Publication year - 2003
Publication title -
bjog: an international journal of obstetrics and gynaecology
Language(s) - English
Resource type - Journals
SCImago Journal Rank - 2.157
H-Index - 164
eISSN - 1471-0528
pISSN - 1470-0328
DOI - 10.1046/j.1471-0528.2003.00042.x
Subject(s) - etiology , medicine , preterm labour , intensive care medicine , fetal fibronectin , psychological intervention , disease , modalities , pregnancy , preterm delivery , fetus , nursing , pathology , social science , gestation , sociology , biology , genetics
The main problem with preterm labour is our lack of progress in the successful management of this condition. We need to reassess our approach to this problem because preterm labour is not a disease, but an event, which may result from multiple independent pathways. This problem has also been affected significantly by medical advances such as infertility treatments and changes in neonatal survival at the limit of viability. The specific challenges that we face in managing preterm labour include: problems with definition; aetiology, including genetic and infection components; diagnostic problems, such as true versus false labour and role of cervical length and fetal fibronectin; and specific interventions according to the antepartum, intrapartum and postpartum challenges.
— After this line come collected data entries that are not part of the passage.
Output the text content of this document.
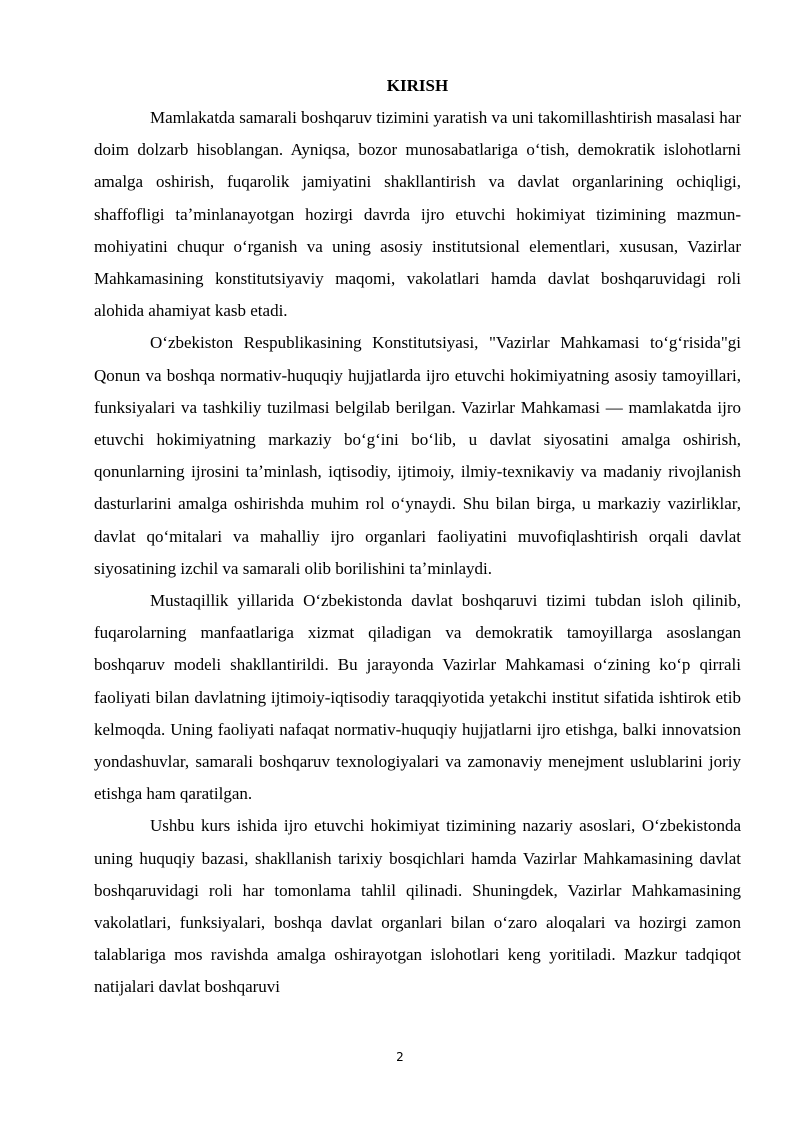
KIRISH

Mamlakatda samarali boshqaruv tizimini yaratish va uni takomillashtirish masalasi har doim dolzarb hisoblangan. Ayniqsa, bozor munosabatlariga oʻtish, demokratik islohotlarni amalga oshirish, fuqarolik jamiyatini shakllantirish va davlat organlarining ochiqligi, shaffofligi taʼminlanayotgan hozirgi davrda ijro etuvchi hokimiyat tizimining mazmun-mohiyatini chuqur oʻrganish va uning asosiy institutsional elementlari, xususan, Vazirlar Mahkamasining konstitutsiyaviy maqomi, vakolatlari hamda davlat boshqaruvidagi roli alohida ahamiyat kasb etadi.

Oʻzbekiston Respublikasining Konstitutsiyasi, "Vazirlar Mahkamasi toʻgʻrisida"gi Qonun va boshqa normativ-huquqiy hujjatlarda ijro etuvchi hokimiyatning asosiy tamoyillari, funksiyalari va tashkiliy tuzilmasi belgilab berilgan. Vazirlar Mahkamasi — mamlakatda ijro etuvchi hokimiyatning markaziy boʻgʻini boʻlib, u davlat siyosatini amalga oshirish, qonunlarning ijrosini taʼminlash, iqtisodiy, ijtimoiy, ilmiy-texnikaviy va madaniy rivojlanish dasturlarini amalga oshirishda muhim rol oʻynaydi. Shu bilan birga, u markaziy vazirliklar, davlat qoʻmitalari va mahalliy ijro organlari faoliyatini muvofiqlashtirish orqali davlat siyosatining izchil va samarali olib borilishini taʼminlaydi.

Mustaqillik yillarida Oʻzbekistonda davlat boshqaruvi tizimi tubdan isloh qilinib, fuqarolarning manfaatlariga xizmat qiladigan va demokratik tamoyillarga asoslangan boshqaruv modeli shakllantirildi. Bu jarayonda Vazirlar Mahkamasi oʻzining koʻp qirrali faoliyati bilan davlatning ijtimoiy-iqtisodiy taraqqiyotida yetakchi institut sifatida ishtirok etib kelmoqda. Uning faoliyati nafaqat normativ-huquqiy hujjatlarni ijro etishga, balki innovatsion yondashuvlar, samarali boshqaruv texnologiyalari va zamonaviy menejment uslublarini joriy etishga ham qaratilgan.

Ushbu kurs ishida ijro etuvchi hokimiyat tizimining nazariy asoslari, Oʻzbekistonda uning huquqiy bazasi, shakllanish tarixiy bosqichlari hamda Vazirlar Mahkamasining davlat boshqaruvidagi roli har tomonlama tahlil qilinadi. Shuningdek, Vazirlar Mahkamasining vakolatlari, funksiyalari, boshqa davlat organlari bilan oʻzaro aloqalari va hozirgi zamon talablariga mos ravishda amalga oshirayotgan islohotlari keng yoritiladi. Mazkur tadqiqot natijalari davlat boshqaruvi

2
In order to address the main issue, and make future progress in the management of preterm labour, we should consider the implementation of a ‘Postpartum Preterm Labour Diagnostic Workup Protocol’. These data/workup results could be entered on web‐based databases for each preterm labour ‘event’. An international research team could analyse data relating to specific aetiological patterns and subgroup analyses, leading to the collaborative development of ‘aetiology specific’ management modalities. This approach requires a close collaboration between clinicians and researchers, in order to make significant progress in this difficult area, and ultimately improve perinatal outcomes.